Mais en coulisses, le ton est plus amer. Dans un entretien à CBS, Musk a dénoncé une « loi de dépenses massives » défendue par Trump, qu’il accuse d’aggraver dangereusement le déficit. Selon une estimation indépendante, ce projet de loi ferait exploser le déficit fédéral de 3800 milliards sur dix ans.
D’abord omniprésent à la Maison-Blanche — en photo avec Trump devant un Cybertruck, en réunion de cabinet, ou sur la pelouse présidentielle — Musk incarnait une volonté de rupture radicale avec l’administration fédérale classique.

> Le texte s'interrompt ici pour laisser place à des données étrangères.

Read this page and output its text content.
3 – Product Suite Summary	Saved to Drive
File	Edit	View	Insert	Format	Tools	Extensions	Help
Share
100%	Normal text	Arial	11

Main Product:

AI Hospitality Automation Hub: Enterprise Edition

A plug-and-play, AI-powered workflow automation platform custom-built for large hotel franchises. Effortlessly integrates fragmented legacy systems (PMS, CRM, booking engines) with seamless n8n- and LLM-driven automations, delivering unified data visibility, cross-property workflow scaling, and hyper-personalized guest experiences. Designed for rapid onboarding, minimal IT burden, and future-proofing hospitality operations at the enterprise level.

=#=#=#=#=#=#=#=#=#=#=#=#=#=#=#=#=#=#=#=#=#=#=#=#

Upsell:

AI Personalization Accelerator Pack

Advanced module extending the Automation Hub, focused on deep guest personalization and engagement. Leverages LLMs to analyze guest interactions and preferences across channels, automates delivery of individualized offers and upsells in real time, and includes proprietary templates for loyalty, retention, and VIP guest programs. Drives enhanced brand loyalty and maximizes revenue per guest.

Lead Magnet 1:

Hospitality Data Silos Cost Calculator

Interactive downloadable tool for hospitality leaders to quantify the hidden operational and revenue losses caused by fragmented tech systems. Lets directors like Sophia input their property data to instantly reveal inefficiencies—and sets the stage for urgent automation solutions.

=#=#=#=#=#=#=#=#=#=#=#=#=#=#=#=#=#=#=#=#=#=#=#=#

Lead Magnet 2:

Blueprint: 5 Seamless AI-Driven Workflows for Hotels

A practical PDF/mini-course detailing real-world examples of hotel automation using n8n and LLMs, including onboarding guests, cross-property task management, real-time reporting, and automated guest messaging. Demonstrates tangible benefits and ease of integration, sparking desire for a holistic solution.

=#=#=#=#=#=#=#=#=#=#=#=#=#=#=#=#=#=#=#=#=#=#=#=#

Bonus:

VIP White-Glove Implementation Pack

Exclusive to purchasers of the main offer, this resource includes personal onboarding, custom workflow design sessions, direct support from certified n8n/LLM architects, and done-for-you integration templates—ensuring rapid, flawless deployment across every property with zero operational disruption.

Mais derrière l’unité de façade, les tensions ont rapidement émergé avec plusieurs membres du gouvernement, excédés par les méthodes musclées du magnat de la tech.
Accusé de conflits d’intérêts, Musk repart se concentrer sur ses entreprises, alors que Tesla traverse une passe difficile. Une fin de collaboration tendue, et peut-être le début d’un nouveau chapitre, plus distant, entre les deux hommes.